O NADA E SUAS MULETAS
Com alegria, recebo o poema de um jovem poeta baiano, com pedido de análise. Vamos a ele:
“DESCOBERTA DA POESIA
Àlvaro Conde Muniz García
Fragilizado, vejo o sono
diante do papel e me nego as palavras
de efeito;
ainda que a Morte continue
a perceber este escritor de Nadas.
Dormir é a chave.
Publicado no Recanto das Letras em 09/06/2010.
Código do texto: T2309398.”.
Bom texto, porém com rarefeitas metáforas profundas – como é da natureza da boa Poesia.
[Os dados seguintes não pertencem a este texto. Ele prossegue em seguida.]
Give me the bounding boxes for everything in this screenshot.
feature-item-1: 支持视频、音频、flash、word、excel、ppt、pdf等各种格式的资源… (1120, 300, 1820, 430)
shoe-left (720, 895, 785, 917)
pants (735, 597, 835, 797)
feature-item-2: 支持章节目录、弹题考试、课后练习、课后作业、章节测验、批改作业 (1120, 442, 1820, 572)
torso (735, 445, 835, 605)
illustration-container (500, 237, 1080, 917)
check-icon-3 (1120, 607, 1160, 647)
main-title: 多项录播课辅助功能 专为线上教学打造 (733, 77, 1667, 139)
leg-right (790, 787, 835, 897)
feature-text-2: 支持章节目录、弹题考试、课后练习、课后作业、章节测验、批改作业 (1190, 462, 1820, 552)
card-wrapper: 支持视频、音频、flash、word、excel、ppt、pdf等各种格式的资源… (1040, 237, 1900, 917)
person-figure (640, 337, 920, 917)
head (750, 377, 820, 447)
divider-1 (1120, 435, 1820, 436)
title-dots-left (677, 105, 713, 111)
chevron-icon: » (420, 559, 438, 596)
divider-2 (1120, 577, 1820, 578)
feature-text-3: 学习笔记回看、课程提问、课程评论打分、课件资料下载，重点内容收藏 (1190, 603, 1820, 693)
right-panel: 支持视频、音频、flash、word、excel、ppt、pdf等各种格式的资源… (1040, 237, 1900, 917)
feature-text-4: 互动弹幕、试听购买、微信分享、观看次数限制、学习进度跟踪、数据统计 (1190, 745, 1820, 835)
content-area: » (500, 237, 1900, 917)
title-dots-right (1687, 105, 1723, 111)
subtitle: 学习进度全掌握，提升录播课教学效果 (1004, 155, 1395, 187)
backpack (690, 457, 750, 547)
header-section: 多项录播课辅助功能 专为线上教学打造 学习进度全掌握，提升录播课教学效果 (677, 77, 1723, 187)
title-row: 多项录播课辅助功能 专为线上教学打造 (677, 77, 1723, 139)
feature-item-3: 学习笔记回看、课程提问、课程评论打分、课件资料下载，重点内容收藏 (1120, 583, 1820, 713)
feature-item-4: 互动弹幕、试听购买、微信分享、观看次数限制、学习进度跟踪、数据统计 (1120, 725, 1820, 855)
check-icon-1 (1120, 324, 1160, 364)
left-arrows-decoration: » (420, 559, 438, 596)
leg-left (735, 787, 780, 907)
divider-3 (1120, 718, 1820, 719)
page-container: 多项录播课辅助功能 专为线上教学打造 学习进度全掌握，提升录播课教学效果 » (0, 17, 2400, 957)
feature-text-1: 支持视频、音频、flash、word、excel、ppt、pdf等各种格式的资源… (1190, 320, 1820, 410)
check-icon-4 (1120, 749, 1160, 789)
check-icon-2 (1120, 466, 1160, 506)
Trata-se de um conjunto pensamental válido, contingencial, em que o niilismo é a pedra-de-toque.
Não se trata de poema de circunstância, meramente. Há algo que semelha ao encontrável em Nietzsche, em Fernando Pessoa e, talvez, nas possíveis "flores do mal", de que nos fala Charles Baudelaire. Ainda, a descontração de Rimbaud...
Acho que falta uma crase em "às" (combinação da preposição "a" com o artigo "a"), que precede "palavras". Por causa do pronome oblíquo a transitividade do verbo sugere a "indireta".
Acaso fosse eu o autor desta peça poética, suprimiria o conetivo, a combinação e o pronome oblíquo, por exigência de nexo, rítmica e para impessoalizar o texto, universalizá-lo. Ficaria um verso limpo, enxuto, menos prosaico: "...diante do papel/ nego palavras de efeito;...".
Mais uma observação: o "Nadas" (iniciado por maiúscula) é pra negar o próprio "nada" ou é este com as muletas da personificação do EGO? Claro fica: no poema, a palavra de conteúdo vazio seria escrita em minúsculas...
– Do livro DICAS SOBRE POESIA, 2009/10.